Mappamondo-Angestellte kämpfen um ihre Löhne

Der Konflikt um das Restaurant Mappamondo kommt vor die Schlichtungsbehörden. Die fristlos entlassenen Angestellen kämpfen um ihre nicht ausbezahlten Löhne.

Der Konflikt um das Restaurant Mappamondo kommt am Freitagvor die Schlichtungsbehörden.

Der Konflikt um das Restaurant Mappamondo kommt am Freitagvor die Schlichtungsbehörden.

(Bild: Google Street View)

Markus Dütschler

Am Freitag behandelt die Mietschlichtungskommission Bern-Mittelland ein heikles Dossier: die Causa Restaurant Mappamondo in der Länggasse. Sie muss klären, ob die Wimag Management AG den Untermietvertrag mit der Riviera Gastro Bern GmbH zu Recht gekündigt hat.

Riviera ficht die Kündigung als unrechtmässig an. Riviera-Geschäftsführer Markus Wechsler verschickt Pamphlete, in denen er die Gegenpartei, aber auch Regierungsstatthalter Christoph Lerch mit zum Teil happigen Vorwürfen überzieht. In einem Schreiben hatte er Lerch der Korruption bezichtigt, worauf dieser ankündigte, gegen die «absolut haltlosen, frei erfundenen» Vorwürfe Strafanzeige einzureichen.

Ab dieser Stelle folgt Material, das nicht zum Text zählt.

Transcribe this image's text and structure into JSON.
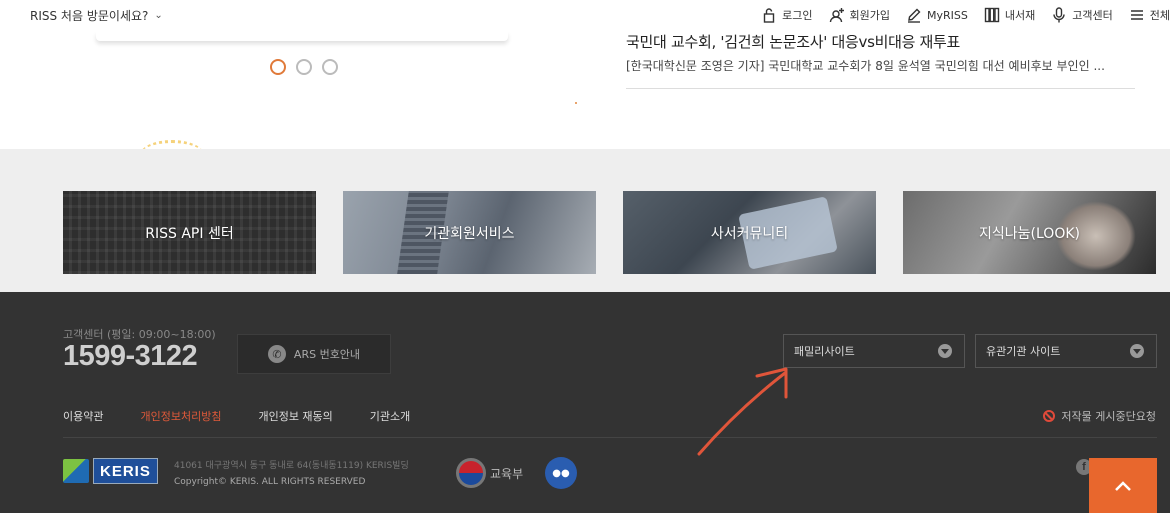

«Unhaltbare Zustände» im Mappamondo

Lerchs Behörde hatte das Restaurant im November schliessen lassen, da dort unhaltbare Zustände herrschten. Inzwischen erstreiten entlassene Angestellte die Auszahlung ihrer Löhne. In zwei Fällen hat die Schlichtungsbehörde Bern-Mittelland am 14. Januar ihrem Begehren Recht gegeben und verfügt, dass die Riviera Beträge auszahlen muss. Dies geht aus dem Amtsblatt Kanton Bern hervor. In einem weiteren Fall hat sie einem Angestellten die Klagebewilligung erteilt: Er darf die Ansprüche vor Gericht geltend machen. Das kantonale Arbeitslosenkasse tritt als «Nebenintervenientin» auf: Sie hat fristlos Entlassenen Arbeitslosenentschädigung ausbezahlt, wie es das Arbeitslosengesetz vorsieht, und will das Geld von der Riviera zurück.

Wimag-Geschäftsführer Marco Wickart sagte auf Anfrage, er sei zuversichtlich, dass die Mietschlichtungskommission die Kündigung als rechtens anerkenne. Dann finde eine unangenehme Geschichte endlich ihr Ende. Unter der Regie der Riviera sei der Betrieb in anderthalb Jahren völlig aus dem Ruder gelaufen. Riviera-Geschäftsführer Wechsler war am Donnerstag nicht erreichbar.